Maddox was in the custody of his father, Andrew Williams, at the time.

Alberi said the state did not seek to terminate parental rights after Maddox’s half siblings were in state custody for 15 months, at which point a termination filing is required by state law unless it’s determined not to be in the child’s best interest.


If the state does not file a termination request, officials must provide an explanation why it is not in the child’s best interest. OPEGA determined that no such explanation was ever offered to the court.

“My recommendation is very clear – I think those petitions to terminate rights should be filed in accordance with the statute in most instances, unless the parents really are doing well,” Alberi said, adding that her annual report found six cases in which the state did not follow the statute.

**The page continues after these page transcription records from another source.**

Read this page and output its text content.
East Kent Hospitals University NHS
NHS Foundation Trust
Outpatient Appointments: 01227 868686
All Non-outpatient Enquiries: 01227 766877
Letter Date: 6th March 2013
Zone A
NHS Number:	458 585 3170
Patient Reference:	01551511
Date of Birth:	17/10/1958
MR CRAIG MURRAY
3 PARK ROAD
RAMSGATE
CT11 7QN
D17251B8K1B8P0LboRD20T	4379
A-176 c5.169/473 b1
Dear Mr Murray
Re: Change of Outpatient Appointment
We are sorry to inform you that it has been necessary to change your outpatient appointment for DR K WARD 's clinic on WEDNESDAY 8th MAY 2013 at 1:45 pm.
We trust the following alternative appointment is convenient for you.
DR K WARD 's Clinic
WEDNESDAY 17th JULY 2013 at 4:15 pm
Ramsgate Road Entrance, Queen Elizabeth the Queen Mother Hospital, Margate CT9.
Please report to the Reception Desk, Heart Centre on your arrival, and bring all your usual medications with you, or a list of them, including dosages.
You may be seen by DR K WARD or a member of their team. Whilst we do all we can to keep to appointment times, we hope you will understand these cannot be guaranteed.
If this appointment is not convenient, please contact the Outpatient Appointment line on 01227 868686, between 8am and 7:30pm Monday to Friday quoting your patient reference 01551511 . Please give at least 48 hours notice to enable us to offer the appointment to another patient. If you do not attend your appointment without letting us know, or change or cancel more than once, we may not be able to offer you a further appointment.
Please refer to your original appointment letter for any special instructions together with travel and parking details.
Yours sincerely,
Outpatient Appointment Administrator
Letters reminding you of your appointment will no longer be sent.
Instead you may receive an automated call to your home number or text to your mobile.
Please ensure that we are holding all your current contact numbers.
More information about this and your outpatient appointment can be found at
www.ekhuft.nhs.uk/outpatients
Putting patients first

Alberi criticized the state for beginning reunification efforts with Maddox’s half siblings despite evidence that Trefethen had not adequately addressed her mental health and substance issues, or her hostile behavior.

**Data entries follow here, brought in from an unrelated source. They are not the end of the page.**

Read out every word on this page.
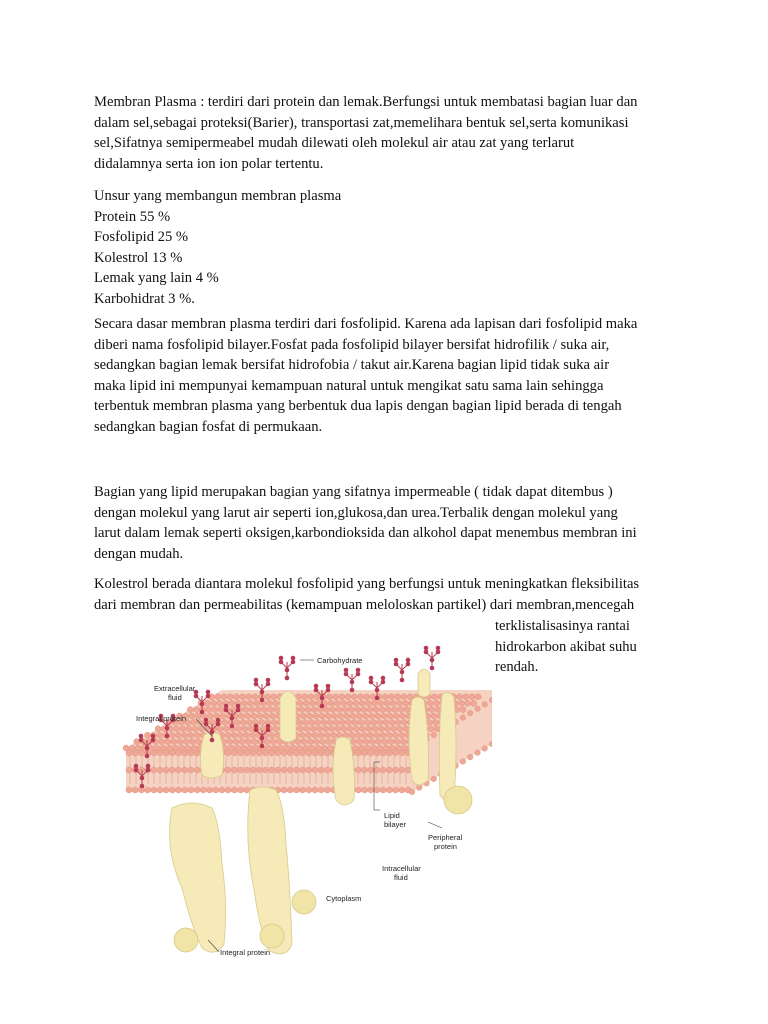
Membran Plasma : terdiri dari protein dan lemak.Berfungsi untuk membatasi bagian luar dan
dalam sel,sebagai proteksi(Barier), transportasi zat,memelihara bentuk sel,serta komunikasi
sel,Sifatnya semipermeabel mudah dilewati oleh molekul air atau zat yang terlarut
didalamnya serta ion ion polar tertentu.

Unsur yang membangun membran plasma
Protein 55 %
Fosfolipid 25 %
Kolestrol 13 %
Lemak yang lain 4 %
Karbohidrat 3 %.

Secara dasar membran plasma terdiri dari fosfolipid. Karena ada lapisan dari fosfolipid maka
diberi nama fosfolipid bilayer.Fosfat pada fosfolipid bilayer bersifat hidrofilik / suka air,
sedangkan bagian lemak bersifat hidrofobia / takut air.Karena bagian lipid tidak suka air
maka lipid ini mempunyai kemampuan natural untuk mengikat satu sama lain sehingga
terbentuk membran plasma yang berbentuk dua lapis dengan bagian lipid berada di tengah
sedangkan bagian fosfat di permukaan.

Bagian yang lipid merupakan bagian yang sifatnya impermeable ( tidak dapat ditembus )
dengan molekul yang larut air seperti ion,glukosa,dan urea.Terbalik dengan molekul yang
larut dalam lemak seperti oksigen,karbondioksida dan alkohol dapat menembus membran ini
dengan mudah.

Kolestrol berada diantara molekul fosfolipid yang berfungsi untuk meningkatkan fleksibilitas
dari membran dan permeabilitas (kemampuan meloloskan partikel) dari membran,mencegah

terklistalisasinya rantai
hidrokarbon akibat suhu
rendah.
Carbohydrate
Extracellular
fluid
Integral protein
Lipid
bilayer
Peripheral
protein
Intracellular
fluid
Cytoplasm
Integral protein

That decision, Alberi said, set forth a chain of events that led the state to withdraw its request for a temporary protection order against Trefethen, allowing her to regain custody after Maddox’s father was arrested twice in a two months – for a burglary and substance use in the presence of his son.

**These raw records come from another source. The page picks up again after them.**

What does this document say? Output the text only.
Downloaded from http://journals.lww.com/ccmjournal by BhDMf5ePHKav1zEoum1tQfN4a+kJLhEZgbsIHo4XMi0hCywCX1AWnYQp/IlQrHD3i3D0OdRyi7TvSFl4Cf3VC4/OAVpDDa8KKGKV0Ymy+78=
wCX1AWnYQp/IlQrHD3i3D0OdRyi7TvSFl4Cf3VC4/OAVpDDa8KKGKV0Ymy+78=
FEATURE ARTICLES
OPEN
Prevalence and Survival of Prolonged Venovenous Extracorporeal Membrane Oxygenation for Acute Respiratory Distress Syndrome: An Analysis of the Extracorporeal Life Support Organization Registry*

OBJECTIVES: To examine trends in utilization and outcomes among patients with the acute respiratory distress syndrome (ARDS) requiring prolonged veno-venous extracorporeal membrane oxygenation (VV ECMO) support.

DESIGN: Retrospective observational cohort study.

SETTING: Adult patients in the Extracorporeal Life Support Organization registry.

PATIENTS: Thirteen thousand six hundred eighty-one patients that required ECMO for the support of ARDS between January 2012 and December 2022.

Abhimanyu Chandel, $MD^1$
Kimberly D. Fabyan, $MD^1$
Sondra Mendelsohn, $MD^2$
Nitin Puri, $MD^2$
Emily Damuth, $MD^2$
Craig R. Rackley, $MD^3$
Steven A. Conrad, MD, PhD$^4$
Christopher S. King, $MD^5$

“There is no doubt that the department’s argument to the court that Maddox would be unsafe with his mother was undermined by their decision weeks earlier to start a trial placement with the mother for Maddox’s siblings,” Alberi said. “The department’s decision to withdraw the petition was another consequential safety decision.”



Maddox’s paternal grandmother, Victoria Vose, said during the hearing that the Office of Child and Family Services had “blood on its hands” for awarding custody to Trefethen, who had a long criminal history, extensive involvement with child protection and four drug-exposed babies.

“Maddox wasn’t safe, stable, happy or healthy in the care of that known monster,” Vose said.

Jessica Trefethen listens as Assistant Attorney General John Risler addresses jurors in Waldo County Superior Court in Belfast on October 5. Gregory Rec/Staff Photographer

Vose said she repeatedly expressed concerns about her grandson’s safety with his mother, pointing specifically to her hostile and violent behavior.

One caseworker justified Trefethen’s behavior, describing her as a “lioness taking care her cubs (which) is why she’s so verbal and uncooperative,” Vose said. “She didn’t take care of my grandson.”

Vose also criticized the department for not following up on a report of domestic violence witnessed by the children, including Maddox. Trefethen did not allow a caseworker to speak to any children and only allowed the caseworker to observe Maddox in a darkened room, while covered and sleeping.

That detail was also called out by Betsy Grant, a child care provider of 23 years who said caseworkers frequently failed to adequately observe children during investigations.


“Every day as we followed the tragic story of Maddox Williams, the obvious and preventable danger kept leaping out to me,” said Grant, who described herself as a child welfare reform warrior. “I could tell every new development that there was no eyes put on the child.”

The oversight committee already has reviewed the department’s actions leading up to the death of Hailey Goding, a 3-year-old girl from Old Town who died of an overdose after ingesting her mother’s drugs. The mother, Hillary Goding, waited 20 hours before seeking medical help for her daughter. She pleaded guilty to manslaughter and was sentenced to 19 years in prison.

In Goding’s case, OPEGA found that the state investigated every lead and followed state law and policies as best it could, including conducting onsite visits and interviews in the early stages of the COVID-19 pandemic. But the office could not develop the evidence needed to make a court claim that the child’s health was in danger.

Reports on the other two children, 6-week-old Jaden Harding of Brewer and 1-month-old Sylus Melvin of Milo, will be released after the cases work their way through the courts.